The minister was speaking at the launch of NGO Save the Children's new report on ending poverty.
"We must not react by looking at anything, no matter how urgent it looks, in isolation. You have to understand why the (Juvenile Justice) Act was done in the first place, why 18 was chosen at the first place...Then you may make the case for 16, 14, 10 or whatever," Khurshid said.
He, however, said there can be some "exceptions" and the parliament will consider it.
The Juvenile Justice Board earlier this week had declared the sixth accused in the December 16 gangrape case as minor, triggering demand for lowering the age ceiling for juveniles. The accused was described as the most brutal of the accused by Delhi Police in its charge sheet.
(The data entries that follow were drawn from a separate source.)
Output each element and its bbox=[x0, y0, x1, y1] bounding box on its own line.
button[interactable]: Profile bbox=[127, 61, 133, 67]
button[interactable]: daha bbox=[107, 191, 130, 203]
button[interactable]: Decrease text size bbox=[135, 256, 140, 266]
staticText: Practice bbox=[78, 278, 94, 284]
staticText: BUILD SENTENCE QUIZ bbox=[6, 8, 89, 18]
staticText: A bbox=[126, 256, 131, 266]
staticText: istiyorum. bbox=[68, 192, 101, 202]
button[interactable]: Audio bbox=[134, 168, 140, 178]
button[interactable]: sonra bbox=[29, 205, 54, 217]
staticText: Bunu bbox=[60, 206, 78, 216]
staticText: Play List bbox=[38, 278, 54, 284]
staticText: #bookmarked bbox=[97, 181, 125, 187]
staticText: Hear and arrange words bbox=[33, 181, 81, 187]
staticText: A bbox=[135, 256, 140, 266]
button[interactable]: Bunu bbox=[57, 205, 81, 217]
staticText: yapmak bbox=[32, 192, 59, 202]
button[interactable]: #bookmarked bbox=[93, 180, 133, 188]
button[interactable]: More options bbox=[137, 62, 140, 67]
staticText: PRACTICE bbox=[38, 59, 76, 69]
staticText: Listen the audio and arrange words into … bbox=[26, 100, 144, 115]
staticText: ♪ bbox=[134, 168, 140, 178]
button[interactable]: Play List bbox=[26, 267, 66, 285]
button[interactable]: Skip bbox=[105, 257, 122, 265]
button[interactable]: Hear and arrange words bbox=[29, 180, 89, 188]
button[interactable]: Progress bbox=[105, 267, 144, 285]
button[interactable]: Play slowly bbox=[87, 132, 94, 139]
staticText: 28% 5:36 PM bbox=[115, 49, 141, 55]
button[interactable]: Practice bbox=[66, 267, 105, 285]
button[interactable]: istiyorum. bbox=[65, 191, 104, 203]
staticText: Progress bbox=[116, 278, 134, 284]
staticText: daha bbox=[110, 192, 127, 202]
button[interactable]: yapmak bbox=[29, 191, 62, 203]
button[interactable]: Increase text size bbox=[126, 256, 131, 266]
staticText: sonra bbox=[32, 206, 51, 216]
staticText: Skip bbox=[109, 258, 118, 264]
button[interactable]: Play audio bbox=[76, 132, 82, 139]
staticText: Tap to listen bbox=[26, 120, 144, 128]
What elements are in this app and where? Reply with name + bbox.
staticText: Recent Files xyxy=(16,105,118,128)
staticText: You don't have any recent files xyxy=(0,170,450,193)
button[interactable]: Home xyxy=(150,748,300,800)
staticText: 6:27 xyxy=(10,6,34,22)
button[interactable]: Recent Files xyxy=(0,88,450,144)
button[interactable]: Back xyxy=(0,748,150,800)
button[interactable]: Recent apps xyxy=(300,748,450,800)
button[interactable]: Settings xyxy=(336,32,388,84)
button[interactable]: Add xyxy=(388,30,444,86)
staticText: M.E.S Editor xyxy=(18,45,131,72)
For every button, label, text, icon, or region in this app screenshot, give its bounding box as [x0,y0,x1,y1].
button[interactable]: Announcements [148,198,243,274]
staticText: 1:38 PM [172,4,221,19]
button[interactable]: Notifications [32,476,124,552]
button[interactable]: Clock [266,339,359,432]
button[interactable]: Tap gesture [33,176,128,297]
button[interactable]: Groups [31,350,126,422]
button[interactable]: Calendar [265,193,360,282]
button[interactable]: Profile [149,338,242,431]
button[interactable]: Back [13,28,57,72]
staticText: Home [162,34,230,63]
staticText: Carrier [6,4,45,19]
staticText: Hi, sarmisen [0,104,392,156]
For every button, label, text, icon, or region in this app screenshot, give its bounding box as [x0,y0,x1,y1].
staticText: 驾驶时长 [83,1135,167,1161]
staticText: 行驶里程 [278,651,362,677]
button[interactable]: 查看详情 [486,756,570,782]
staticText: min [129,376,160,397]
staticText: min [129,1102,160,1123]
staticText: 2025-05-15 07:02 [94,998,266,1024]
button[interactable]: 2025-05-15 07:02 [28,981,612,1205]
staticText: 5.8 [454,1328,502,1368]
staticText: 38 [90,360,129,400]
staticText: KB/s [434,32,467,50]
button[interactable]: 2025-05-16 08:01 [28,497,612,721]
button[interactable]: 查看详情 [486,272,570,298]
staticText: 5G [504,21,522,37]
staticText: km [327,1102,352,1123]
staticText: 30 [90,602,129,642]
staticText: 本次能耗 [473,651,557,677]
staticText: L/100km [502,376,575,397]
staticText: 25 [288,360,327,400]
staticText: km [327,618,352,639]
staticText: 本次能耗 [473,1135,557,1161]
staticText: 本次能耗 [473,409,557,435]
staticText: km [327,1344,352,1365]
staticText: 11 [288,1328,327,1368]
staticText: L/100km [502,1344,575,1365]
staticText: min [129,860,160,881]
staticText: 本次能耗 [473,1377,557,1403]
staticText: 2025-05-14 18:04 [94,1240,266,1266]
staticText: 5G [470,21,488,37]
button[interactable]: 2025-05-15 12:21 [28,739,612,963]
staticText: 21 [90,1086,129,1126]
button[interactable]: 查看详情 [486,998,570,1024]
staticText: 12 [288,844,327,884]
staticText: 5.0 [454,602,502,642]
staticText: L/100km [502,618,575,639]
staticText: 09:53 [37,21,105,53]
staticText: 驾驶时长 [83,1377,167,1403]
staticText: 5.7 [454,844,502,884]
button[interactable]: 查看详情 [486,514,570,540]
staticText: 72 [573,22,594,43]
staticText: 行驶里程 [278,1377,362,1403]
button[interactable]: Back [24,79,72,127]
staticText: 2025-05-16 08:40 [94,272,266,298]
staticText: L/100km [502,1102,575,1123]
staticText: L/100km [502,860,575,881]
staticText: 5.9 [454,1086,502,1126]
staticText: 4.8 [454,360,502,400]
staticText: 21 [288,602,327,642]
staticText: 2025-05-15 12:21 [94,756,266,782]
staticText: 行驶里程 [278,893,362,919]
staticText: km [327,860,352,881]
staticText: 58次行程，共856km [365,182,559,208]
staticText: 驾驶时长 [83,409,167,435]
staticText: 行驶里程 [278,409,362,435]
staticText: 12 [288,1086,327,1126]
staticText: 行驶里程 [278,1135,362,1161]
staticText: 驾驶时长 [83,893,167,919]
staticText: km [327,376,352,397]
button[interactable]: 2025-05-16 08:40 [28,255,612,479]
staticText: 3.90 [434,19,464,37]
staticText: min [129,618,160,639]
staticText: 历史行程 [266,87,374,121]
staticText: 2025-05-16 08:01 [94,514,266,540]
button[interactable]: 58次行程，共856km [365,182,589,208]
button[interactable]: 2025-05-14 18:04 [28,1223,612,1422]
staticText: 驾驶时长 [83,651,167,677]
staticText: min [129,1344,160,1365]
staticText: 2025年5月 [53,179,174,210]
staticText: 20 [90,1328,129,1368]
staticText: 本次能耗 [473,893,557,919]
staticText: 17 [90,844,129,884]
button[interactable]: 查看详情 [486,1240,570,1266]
"As I said there are innovative ways of doing it...In the UK and some parts of the world, exceptions are provided for juveniles who had got involved in a particular kind of criminal activity so that not every juvenile have to go through that," Khurshid said.
He said the issue will be examined by the parliament in due course of time.
Earlier, in the event, the minister inaugurated Save the Children's new report 'Ending Poverty in Our Generation' which outlined a new development framework for ending extreme poverty in the next 20 years.
The NGO has proposed that these specific new targets to replace the Millennium Development Goals (MDGs) once their deadline ends in 2015.
Speaking at the gathering, Khurshid lauded the report and said it will be of immense use to leaders across the globe.
"Innovation will play a big role post-2015 and India is committed to such innovations as are suggested by this report," he added.
The MDGs are eight international targets adopted by every UN member state in 2000 with commitments to tackle global ills such as extreme poverty, child deaths and a lack of free education.
Progress has been mixed with some developing countries on track to achieve all targets and others looking unlikely to meet any, the report says.